Parents

A Perspective on Grades

Parents Talking to Male StudentAs your freshmen approach the end of their first semester, we’re hearing a lot of conversations about grades. Your freshmen are feeling pressure to “do their best,” and to them, that means the pursuit of the “A.” But it doesn’t need to be that way.

First, you should know what we’re hearing from your students. We have a lot of students say they feel a lot of pressure from you, their parents. That may surprise you, because all you have been doing is offering encouragement and support.

  • “You can do this.”
  • “I believe in you.”
  • “Just do your best.”

While what you’re saying comes from a place of support, many students tell us what they are hearing is something quite different. Here’s what we hear:

  • “My parents say they think I can do this. What if I let them down?”
  • “I’m so scared, because my parents believe in me, but I know I can’t pass this class. I don’t know what to tell them.”
  • “They want me to do my best, and I’m going to get a D. They are going to think I’m not doing my best, but I am. They’re going to be so mad.”

So let’s take a step back and admit that to students, grades are measuring their success. Grades determine their future, and reflect directly on them as people. In their minds, if they can’t get the A, they’re not good enough. Maybe scholarships are attached to a certain GPA, maybe some of your students can’t continue in a major if they fall below a certain GPA. Enter the pressure and the stress.

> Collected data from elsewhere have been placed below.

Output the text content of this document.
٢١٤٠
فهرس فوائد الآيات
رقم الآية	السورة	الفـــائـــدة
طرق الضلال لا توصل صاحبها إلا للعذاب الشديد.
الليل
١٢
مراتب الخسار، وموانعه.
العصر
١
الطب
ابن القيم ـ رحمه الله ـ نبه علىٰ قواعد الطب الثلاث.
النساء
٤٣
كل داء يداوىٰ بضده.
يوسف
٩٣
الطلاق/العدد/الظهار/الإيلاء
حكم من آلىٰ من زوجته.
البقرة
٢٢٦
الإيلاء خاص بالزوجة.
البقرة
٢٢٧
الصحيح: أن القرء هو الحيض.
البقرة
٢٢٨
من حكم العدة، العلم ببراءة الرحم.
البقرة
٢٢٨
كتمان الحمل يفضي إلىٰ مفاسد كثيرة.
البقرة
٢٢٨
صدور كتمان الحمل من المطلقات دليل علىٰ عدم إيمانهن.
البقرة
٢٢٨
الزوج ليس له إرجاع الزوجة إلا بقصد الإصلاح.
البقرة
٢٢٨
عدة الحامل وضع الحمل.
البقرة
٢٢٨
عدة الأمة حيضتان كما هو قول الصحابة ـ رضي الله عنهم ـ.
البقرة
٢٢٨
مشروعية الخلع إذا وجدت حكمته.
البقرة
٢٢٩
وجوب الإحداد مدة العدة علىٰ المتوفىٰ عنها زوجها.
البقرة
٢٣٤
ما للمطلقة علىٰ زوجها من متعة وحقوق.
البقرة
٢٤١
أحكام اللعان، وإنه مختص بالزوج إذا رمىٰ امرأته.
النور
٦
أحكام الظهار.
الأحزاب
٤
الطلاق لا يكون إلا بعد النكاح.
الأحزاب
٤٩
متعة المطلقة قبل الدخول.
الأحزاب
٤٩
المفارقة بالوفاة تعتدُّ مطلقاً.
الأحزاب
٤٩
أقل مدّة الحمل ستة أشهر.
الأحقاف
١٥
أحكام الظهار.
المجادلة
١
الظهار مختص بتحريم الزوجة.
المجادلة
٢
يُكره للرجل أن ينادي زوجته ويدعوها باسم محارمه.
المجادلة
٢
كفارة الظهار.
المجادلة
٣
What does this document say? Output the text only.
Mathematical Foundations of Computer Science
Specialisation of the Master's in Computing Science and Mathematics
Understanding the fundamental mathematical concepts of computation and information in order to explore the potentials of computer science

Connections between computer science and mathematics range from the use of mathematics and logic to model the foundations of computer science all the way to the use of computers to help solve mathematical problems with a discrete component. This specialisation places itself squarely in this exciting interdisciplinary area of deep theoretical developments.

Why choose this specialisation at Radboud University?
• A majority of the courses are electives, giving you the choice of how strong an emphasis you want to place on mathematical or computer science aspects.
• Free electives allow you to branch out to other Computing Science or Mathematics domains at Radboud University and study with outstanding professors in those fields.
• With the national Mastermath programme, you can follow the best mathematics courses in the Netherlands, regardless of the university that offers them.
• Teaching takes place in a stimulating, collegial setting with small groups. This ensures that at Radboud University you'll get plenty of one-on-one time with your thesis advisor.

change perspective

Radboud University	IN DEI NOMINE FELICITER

What is important here is perspective. I am not advocating getting D’s in every class (we have support here in the Success Center if you find your student is struggling that consistently). But a grade is not something that is necessarily “achieved.” It’s a reflection of a student’s ability in a certain field of study, and it’s a really good compass for guiding these teenagers through decisions.

Here’s an example: I started out as a double major in Mathematics and Computer Science at Ithaca College. During my first semester, I was lost. I got a C+ in my Computer Science class, and a B in my Math class. It was my worst semester in terms of GPA. It also showed me something very important: When it came to Computer Science, I was average at best. That grade of a C+ was telling me that I wasn’t good at what I thought I wanted to do. What I was good at was discovered through my involvement, and through other classes that I enjoyed and did well in.

That C+ was the best thing that could’ve happened to my career as a Computer Systems Analyst. It ended it at age 18. It was an accurate measurement of my ability within that discipline. It allowed me to pursue something I was meant to do.

Your student may be “locked” into a career or a major. Or, your student may be completely exploring options. Either way, remember what you were like at 18. More importantly, remember what you liked at age 18. If you had held me to all of the things I thought I wanted as an 18-year-old…well…let’s just say I’d wouldn’t be here, helping you and your student right now.

So when final grades come in, use them as an opportunity to have a real and honest conversation with your young adult. Instead of “encouraging” him or her, ask what their grades mean to them. Ask them if they are using the right resources, and ask how they might do things differently in the Spring. Most importantly, don’t worry that a career or future success was gained or lost in the first semester of college.

It wasn’t for me, and it isn’t for them as well. It’s is, however, a great opportunity to talk to your student as an adult, make decisions together, and move forward in the right direction. Students shouldn’t chase A’s. They should chase fulfilling experiences, and the A’s will find them.